S’il nous semble lui-même timide, ceux qu’il ne contente pas, de son temps, lui reprochent l’excès de couleur et de hardiesse : il les effraye, il hasarde trop.

Il a retenu des maîtres du xviie siècle et de l’enseignement des jésuites, que la poésie a une beauté, une dignité supérieure à la prose. Il ne se doutera pas un instant que vingt lignes de Jeannot et Colin ou du Pot Pourri valent plus, dans l’échelle de l’art, que tout un chant de la Henriade. Il ne sera pas un instant tenté du paradoxe de La Motte, qui séduira des esprits comme Marivaux, Montesquieu et Buffon, parce qu’il était vrai pour eux et pour leur temps. Il ne voudra ni odes en prose, ni tragédies en prose, et se fera le plus vigoureux défenseur des vers. Plus que La Faye et La Chaussée, il contribuera à en maintenir la mode.

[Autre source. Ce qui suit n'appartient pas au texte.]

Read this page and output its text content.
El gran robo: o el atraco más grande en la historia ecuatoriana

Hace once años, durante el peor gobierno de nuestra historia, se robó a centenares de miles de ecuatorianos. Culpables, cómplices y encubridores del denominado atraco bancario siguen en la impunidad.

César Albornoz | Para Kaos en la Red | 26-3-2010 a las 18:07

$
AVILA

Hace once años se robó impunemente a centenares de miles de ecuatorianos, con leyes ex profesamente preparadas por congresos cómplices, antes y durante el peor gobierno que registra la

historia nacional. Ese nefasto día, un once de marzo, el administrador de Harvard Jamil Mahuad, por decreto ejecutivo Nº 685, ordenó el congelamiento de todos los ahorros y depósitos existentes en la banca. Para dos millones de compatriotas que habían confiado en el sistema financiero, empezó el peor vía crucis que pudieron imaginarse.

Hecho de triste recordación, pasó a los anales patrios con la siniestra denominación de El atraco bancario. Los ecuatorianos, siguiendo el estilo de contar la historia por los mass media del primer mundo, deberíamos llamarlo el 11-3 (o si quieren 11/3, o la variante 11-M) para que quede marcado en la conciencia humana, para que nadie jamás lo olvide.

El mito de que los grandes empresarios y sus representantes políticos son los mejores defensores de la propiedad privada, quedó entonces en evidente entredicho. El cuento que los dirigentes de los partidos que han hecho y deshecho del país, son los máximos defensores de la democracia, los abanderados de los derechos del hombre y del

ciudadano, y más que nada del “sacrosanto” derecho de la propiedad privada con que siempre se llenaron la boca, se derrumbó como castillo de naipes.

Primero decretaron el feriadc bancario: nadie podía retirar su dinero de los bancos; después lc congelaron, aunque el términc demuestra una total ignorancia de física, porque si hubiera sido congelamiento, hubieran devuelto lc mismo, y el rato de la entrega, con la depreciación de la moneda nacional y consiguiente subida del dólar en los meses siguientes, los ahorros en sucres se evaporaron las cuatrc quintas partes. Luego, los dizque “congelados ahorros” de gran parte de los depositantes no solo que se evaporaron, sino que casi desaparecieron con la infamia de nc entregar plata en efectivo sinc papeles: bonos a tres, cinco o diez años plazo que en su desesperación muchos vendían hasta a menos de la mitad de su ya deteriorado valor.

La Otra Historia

D’ailleurs il ne se fera pas une autre idée de la poésie que La Motte son adversaire. Elle est un langage conventionnel, une forme. Elle n’a pas un autre emploi, un autre contenu que la prose. Elle est une façon de dire ornée et agréable : elle met en œuvre des figures trop violentes pour la prose, et des cadences réglées dont la prose est affranchie. Chaque genre a sa gamme de style, et ses formes de versification. Les difficultés multiples qui résultent de ces conditions font une grande partie de la beauté des vers lorsqu’elles sont résolues élégamment.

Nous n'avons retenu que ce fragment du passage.